Abstract

AbstractSexual selection should favour females that can assess the functional fertility of available sexual partners and avoid mating with recently mated, sperm‐depleted males. Our current understanding of the sensory mechanism(s) underlying female assessment of males based on their functional fertility and avoidance of sperm‐depleted males is incomplete. Female Trinidadian guppies (Poecilia reticulata) are known to avoid mating with males that they had previously observed mating with other females. Here, we investigated experimentally the proximate sensory cues that they use to distinguish between paired size‐ and colour‐matched mated and unmated males in the absence of visual public information on their prior mating histories.
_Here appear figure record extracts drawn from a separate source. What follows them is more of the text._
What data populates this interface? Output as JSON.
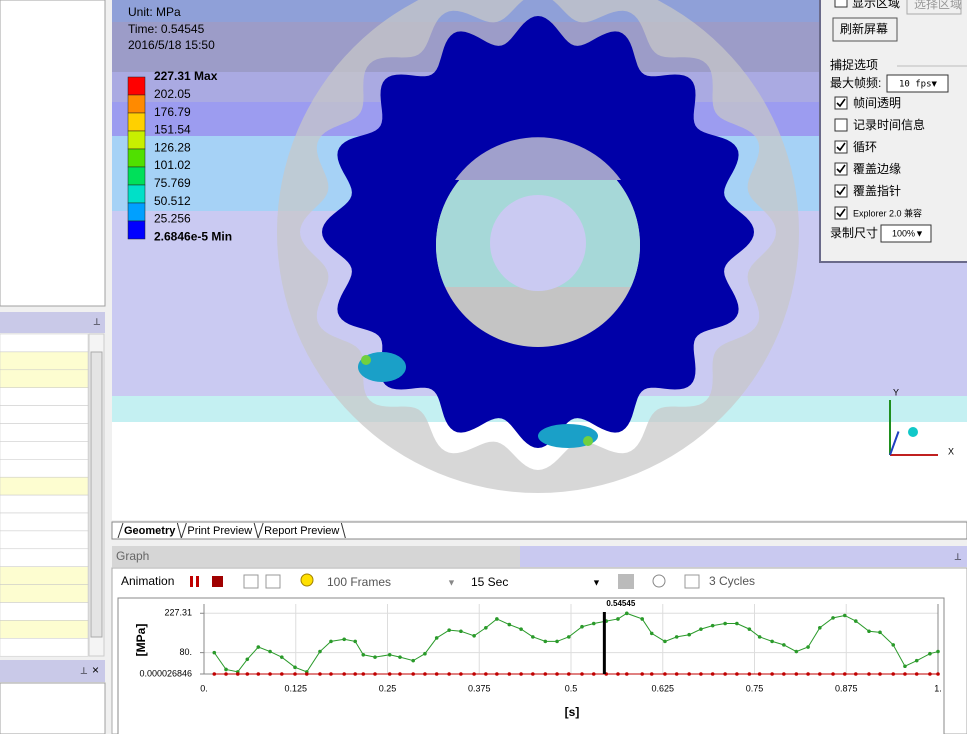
{
  "viewport": {
    "unit": "Unit: MPa",
    "time": "Time: 0.54545",
    "date": "2016/5/18 15:50",
    "legend": {
      "labels": [
        "227.31 Max",
        "202.05",
        "176.79",
        "151.54",
        "126.28",
        "101.02",
        "75.769",
        "50.512",
        "25.256",
        "2.6846e-5 Min"
      ],
      "colors": [
        "#ff0000",
        "#ff8a00",
        "#ffd000",
        "#c8f000",
        "#50e000",
        "#00e05a",
        "#00e0c8",
        "#00a0ff",
        "#0000ff"
      ]
    }
  },
  "recorder": {
    "show_area": "显示区域",
    "select_area": "选择区域",
    "refresh": "刷新屏幕",
    "group": "捕捉选项",
    "fps_label": "最大帧频:",
    "fps_value": "10 fps▼",
    "options": [
      {
        "label": "帧间透明",
        "checked": true
      },
      {
        "label": "记录时间信息",
        "checked": false
      },
      {
        "label": "循环",
        "checked": true
      },
      {
        "label": "覆盖边缘",
        "checked": true
      },
      {
        "label": "覆盖指针",
        "checked": true
      },
      {
        "label": "Explorer 2.0 兼容",
        "checked": true
      }
    ],
    "size_label": "录制尺寸",
    "size_value": "100%▼"
  },
  "tabs": [
    "Geometry",
    "Print Preview",
    "Report Preview"
  ],
  "graph_panel": {
    "title": "Graph",
    "animation": "Animation",
    "frames": "100 Frames",
    "duration": "15 Sec",
    "cycles": "3 Cycles"
  },
  "chart_data": {
    "type": "line",
    "y_label": "[MPa]",
    "x_label": "[s]",
    "cursor": 0.54545,
    "x": [
      0.014,
      0.03,
      0.046,
      0.059,
      0.074,
      0.09,
      0.106,
      0.124,
      0.14,
      0.158,
      0.173,
      0.191,
      0.206,
      0.217,
      0.233,
      0.253,
      0.267,
      0.285,
      0.301,
      0.317,
      0.334,
      0.35,
      0.368,
      0.384,
      0.399,
      0.416,
      0.432,
      0.448,
      0.465,
      0.481,
      0.497,
      0.515,
      0.531,
      0.548,
      0.564,
      0.576,
      0.597,
      0.61,
      0.628,
      0.644,
      0.661,
      0.677,
      0.693,
      0.71,
      0.726,
      0.743,
      0.757,
      0.774,
      0.79,
      0.807,
      0.823,
      0.839,
      0.857,
      0.873,
      0.888,
      0.906,
      0.921,
      0.939,
      0.955,
      0.971,
      0.989,
      1.0
    ],
    "series": [
      {
        "color": "#2a9a2a",
        "values": [
          80,
          17,
          8,
          55,
          101,
          84,
          63,
          25,
          8,
          84,
          122,
          130,
          122,
          72,
          63,
          72,
          63,
          50,
          76,
          135,
          164,
          160,
          143,
          173,
          206,
          185,
          168,
          139,
          122,
          122,
          139,
          177,
          189,
          198,
          206,
          227,
          206,
          152,
          122,
          139,
          147,
          168,
          181,
          189,
          189,
          168,
          139,
          122,
          109,
          84,
          101,
          173,
          210,
          219,
          198,
          160,
          156,
          109,
          29,
          50,
          76,
          84
        ]
      },
      {
        "color": "#c00000",
        "values": [
          2.6846e-05,
          2.6846e-05,
          2.6846e-05,
          2.6846e-05,
          2.6846e-05,
          2.6846e-05,
          2.6846e-05,
          2.6846e-05,
          2.6846e-05,
          2.6846e-05,
          2.6846e-05,
          2.6846e-05,
          2.6846e-05,
          2.6846e-05,
          2.6846e-05,
          2.6846e-05,
          2.6846e-05,
          2.6846e-05,
          2.6846e-05,
          2.6846e-05,
          2.6846e-05,
          2.6846e-05,
          2.6846e-05,
          2.6846e-05,
          2.6846e-05,
          2.6846e-05,
          2.6846e-05,
          2.6846e-05,
          2.6846e-05,
          2.6846e-05,
          2.6846e-05,
          2.6846e-05,
          2.6846e-05,
          2.6846e-05,
          2.6846e-05,
          2.6846e-05,
          2.6846e-05,
          2.6846e-05,
          2.6846e-05,
          2.6846e-05,
          2.6846e-05,
          2.6846e-05,
          2.6846e-05,
          2.6846e-05,
          2.6846e-05,
          2.6846e-05,
          2.6846e-05,
          2.6846e-05,
          2.6846e-05,
          2.6846e-05,
          2.6846e-05,
          2.6846e-05,
          2.6846e-05,
          2.6846e-05,
          2.6846e-05,
          2.6846e-05,
          2.6846e-05,
          2.6846e-05,
          2.6846e-05,
          2.6846e-05,
          2.6846e-05,
          2.6846e-05
        ]
      }
    ],
    "xlim": [
      0,
      1
    ],
    "ylim": [
      2.6846e-05,
      262
    ],
    "xticks": [
      {
        "value": 0,
        "label": "0."
      },
      0.125,
      0.25,
      0.375,
      0.5,
      0.625,
      0.75,
      0.875,
      {
        "value": 1,
        "label": "1."
      }
    ],
    "yticks": [
      227.31,
      {
        "value": 80,
        "label": "80."
      },
      2.6846e-05
    ],
    "grid": true
  }
}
When only water‐borne chemical cues from the males were available, females avoided the previously mated male and preferred the unmated one, but they chose randomly when only male visual cues (and no chemical cues) were available. They also preferred unmated over mated males when freely swimming with them in a more sensorially complex environment with multiple male cues (i.e., visual, chemical and mechanical cues) concurrently available. Females exhibited no preference for either stimulus males when both were unmated, irrespectively of the sensory environment. These novel results suggest that, in the absence of prior visual public information on the recent mating histories of males, female guppies use olfactory cues putatively emitted by mated males to avoid mating with them. The source and nature of the implicated olfactory cues and the fitness benefits gained by female guppies in sexually preferring males that have not recently mated remain unknown and warrant further research.